Looking for the dates each country became party to a particular treaty?
If the U.S. is a party, Treaties in Force is a great place to begin any treaty research. It is a comprehensive list of treaties currently in force to which the United States is a party. Bilateral treaties are listed in alphabetical order by country with subject headings under each entry. Multilateral treaties are arranged by subject. Some back issues are available online as well as the current version. Unfortunately, Treaties in Force does not include the dates each country signed or became party to each agreement.
HeinOnline’s Treaties and Agreements Library is another go-to resource for online treaty research. This collection includes treaty guides, indexes, and a selection of both official and unofficial treaty publications.

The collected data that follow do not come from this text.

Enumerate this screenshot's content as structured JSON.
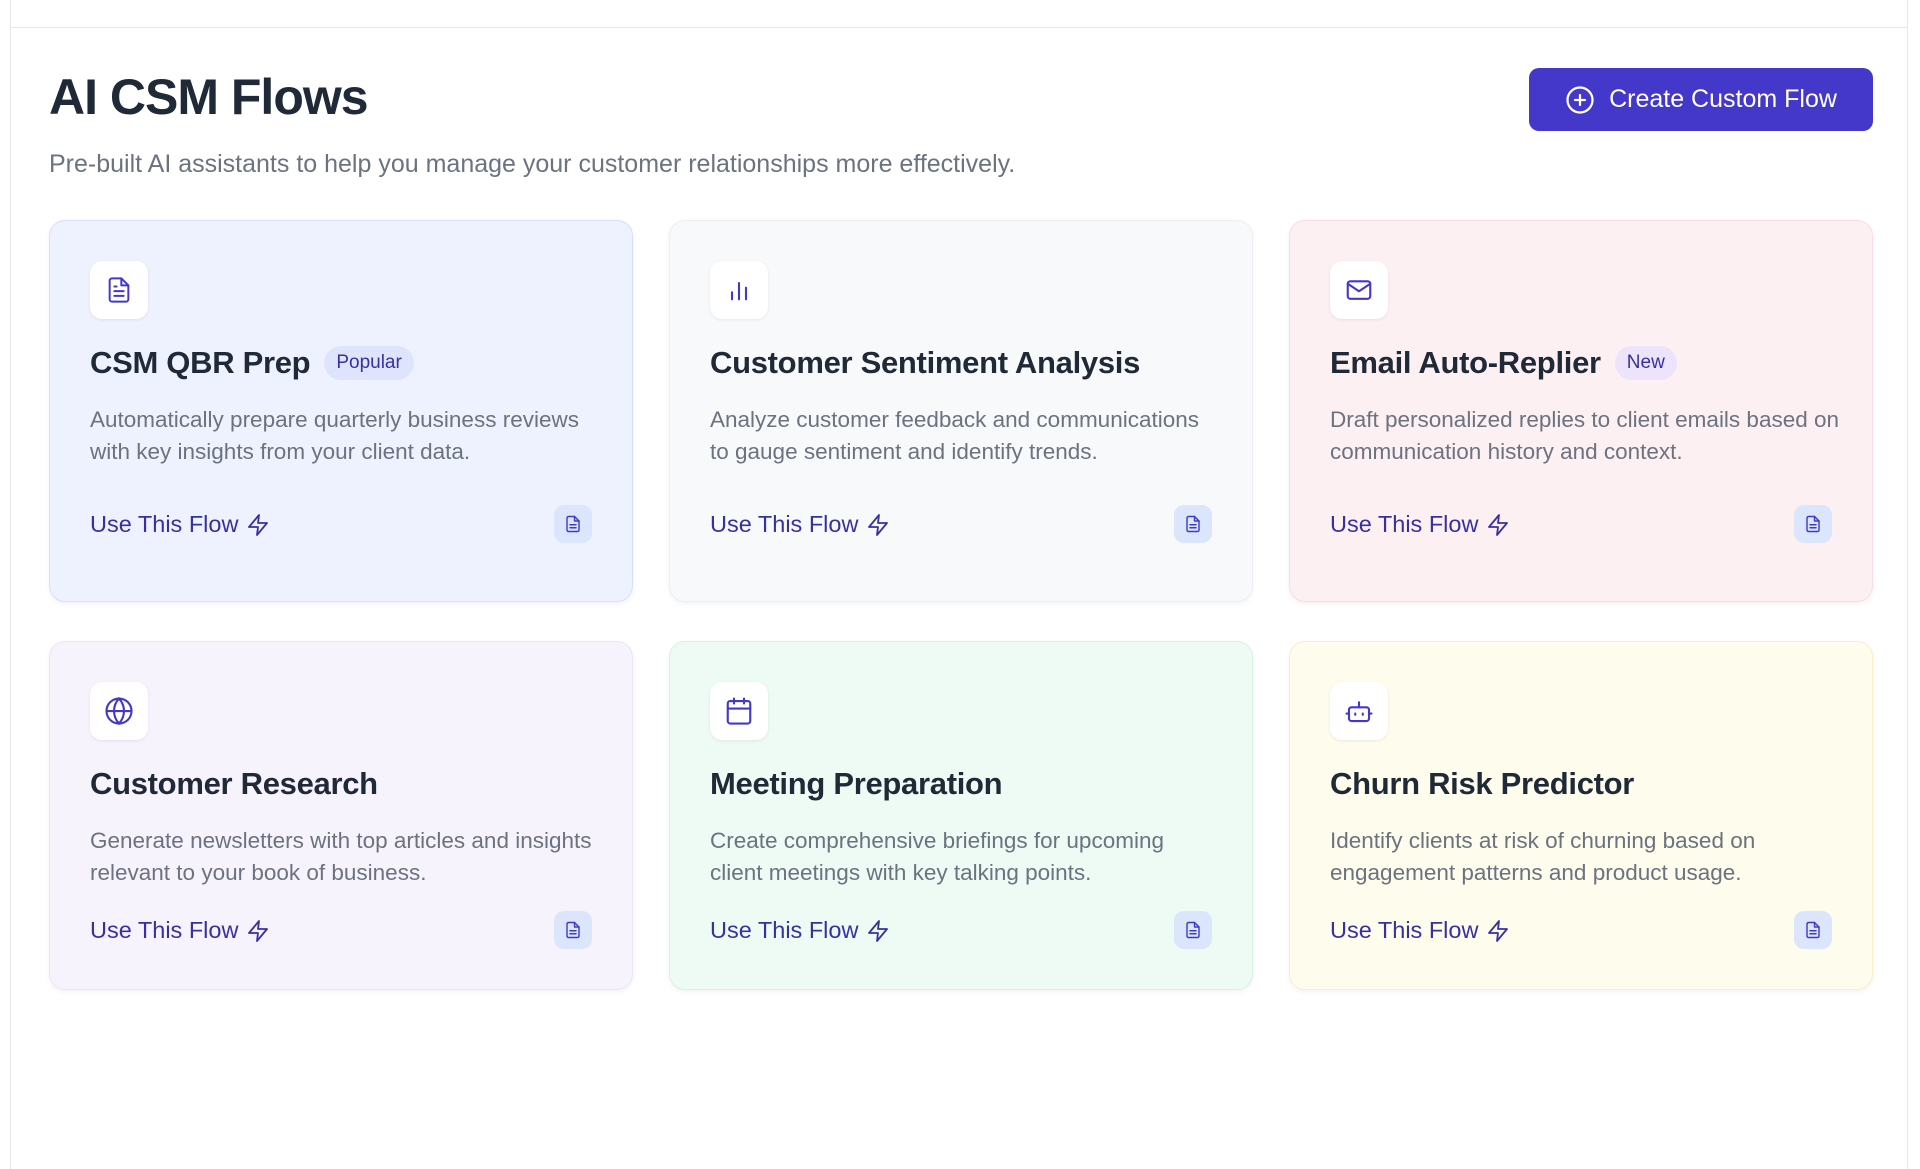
{
  "header": {
    "title": "AI CSM Flows",
    "subtitle": "Pre-built AI assistants to help you manage your customer relationships more effectively.",
    "create_button_label": "Create Custom Flow",
    "accent_color": "#4338ca"
  },
  "cards": [
    {
      "title": "CSM QBR Prep",
      "badge": "Popular",
      "description": "Automatically prepare quarterly business reviews with key insights from your client data.",
      "link_label": "Use This Flow",
      "icon": "document-icon",
      "background": "#eef2fe",
      "border": "#d5e0fb",
      "badge_bg": "#dde4fb"
    },
    {
      "title": "Customer Sentiment Analysis",
      "badge": "",
      "description": "Analyze customer feedback and communications to gauge sentiment and identify trends.",
      "link_label": "Use This Flow",
      "icon": "bar-chart-icon",
      "background": "#f8f9fb",
      "border": "#eceef2"
    },
    {
      "title": "Email Auto-Replier",
      "badge": "New",
      "description": "Draft personalized replies to client emails based on communication history and context.",
      "link_label": "Use This Flow",
      "icon": "mail-icon",
      "background": "#fdf0f3",
      "border": "#f8dde4",
      "badge_bg": "#ede3fb"
    },
    {
      "title": "Customer Research",
      "badge": "",
      "description": "Generate newsletters with top articles and insights relevant to your book of business.",
      "link_label": "Use This Flow",
      "icon": "globe-icon",
      "background": "#f7f3fd",
      "border": "#ece4fa"
    },
    {
      "title": "Meeting Preparation",
      "badge": "",
      "description": "Create comprehensive briefings for upcoming client meetings with key talking points.",
      "link_label": "Use This Flow",
      "icon": "calendar-icon",
      "background": "#edfbf4",
      "border": "#d6f3e3"
    },
    {
      "title": "Churn Risk Predictor",
      "badge": "",
      "description": "Identify clients at risk of churning based on engagement patterns and product usage.",
      "link_label": "Use This Flow",
      "icon": "robot-icon",
      "background": "#fefcec",
      "border": "#f8efcd"
    }
  ]
}
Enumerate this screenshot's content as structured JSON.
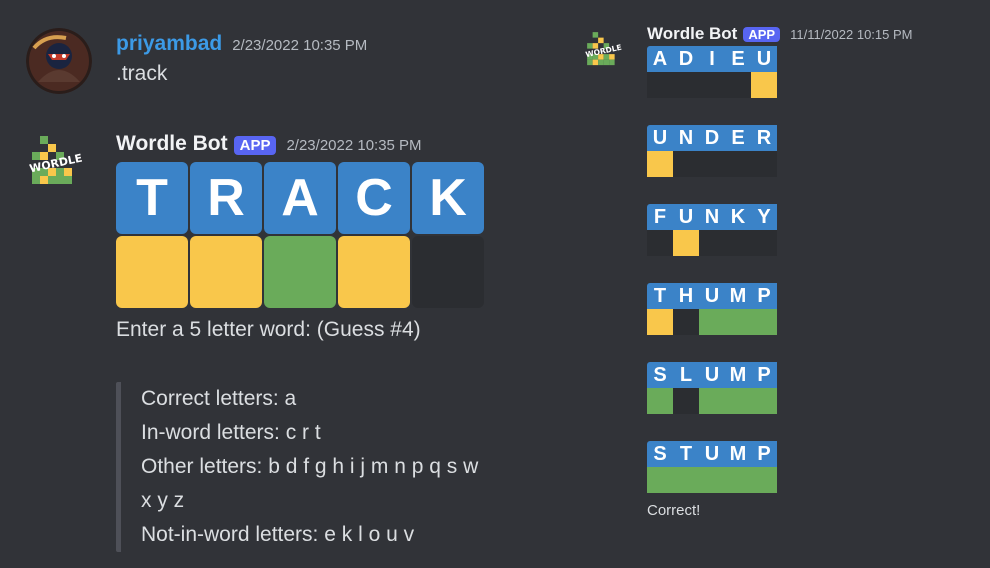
{
  "colors": {
    "background": "#313338",
    "username_blue": "#3c9ae6",
    "tile_blue": "#3b83c8",
    "tile_yellow": "#f9c74b",
    "tile_green": "#6aab5a",
    "tile_empty": "#2b2d31",
    "app_badge": "#5865f2"
  },
  "left": {
    "user_message": {
      "username": "priyambad",
      "timestamp": "2/23/2022 10:35 PM",
      "text": ".track"
    },
    "bot_message": {
      "username": "Wordle Bot",
      "badge": "APP",
      "timestamp": "2/23/2022 10:35 PM",
      "avatar_label": "WORDLE",
      "board": {
        "letters": [
          "T",
          "R",
          "A",
          "C",
          "K"
        ],
        "result": [
          "yellow",
          "yellow",
          "green",
          "yellow",
          "empty"
        ]
      },
      "prompt": "Enter a 5 letter word: (Guess #4)",
      "stats": {
        "correct": "Correct letters: a",
        "in_word": "In-word letters: c r t",
        "other": "Other letters: b d f g h i j m n p q s w x y z",
        "not_in_word": "Not-in-word letters: e k l o u v"
      }
    }
  },
  "right": {
    "username": "Wordle Bot",
    "badge": "APP",
    "timestamp": "11/11/2022 10:15 PM",
    "avatar_label": "WORDLE",
    "boards": [
      {
        "letters": [
          "A",
          "D",
          "I",
          "E",
          "U"
        ],
        "result": [
          "empty",
          "empty",
          "empty",
          "empty",
          "yellow"
        ]
      },
      {
        "letters": [
          "U",
          "N",
          "D",
          "E",
          "R"
        ],
        "result": [
          "yellow",
          "empty",
          "empty",
          "empty",
          "empty"
        ]
      },
      {
        "letters": [
          "F",
          "U",
          "N",
          "K",
          "Y"
        ],
        "result": [
          "empty",
          "yellow",
          "empty",
          "empty",
          "empty"
        ]
      },
      {
        "letters": [
          "T",
          "H",
          "U",
          "M",
          "P"
        ],
        "result": [
          "yellow",
          "empty",
          "green",
          "green",
          "green"
        ]
      },
      {
        "letters": [
          "S",
          "L",
          "U",
          "M",
          "P"
        ],
        "result": [
          "green",
          "empty",
          "green",
          "green",
          "green"
        ]
      },
      {
        "letters": [
          "S",
          "T",
          "U",
          "M",
          "P"
        ],
        "result": [
          "green",
          "green",
          "green",
          "green",
          "green"
        ]
      }
    ],
    "final_text": "Correct!"
  }
}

The depositary for a treaty is the authoritative source for the current list of parties to that agreement. The UN is often the depositary, though a particular country may be designated, especially for older treaties. The State Department maintains a list of Multilateral Treaties for which the United States Is Depositary. Many, but not all, have status lists including dates of acceptance, approval, or ratification.
Finding a comprehensive list of all dates that each country adhered to a particular treaty can be hard to track down, especially if the treaty is old. If you can’t find the answer online using the resources listed above, check out the print-only Multilateral Treaties: Index and Current Status. This resource includes each date of adhesion/succession as well as general information about treaties dating back to 1856. Don’t forget to check the supplement, which is current through 1995.
The Multilateral Treaty Calendar provides additional citations to printed text of treaties from 1648-1995 as well as information about status, duration, depositary location, amendments, additional protocols, and more. This resource does not list the dates each country adhered to the treaties.
Confused about terms used in treaty research? The UN has a glossary to help you. The Oxford Guide to treaties is an excellent introductory text (in print) that explains the general principles of treaty making. The Peace Palace Library also has an excellent treaty research guide.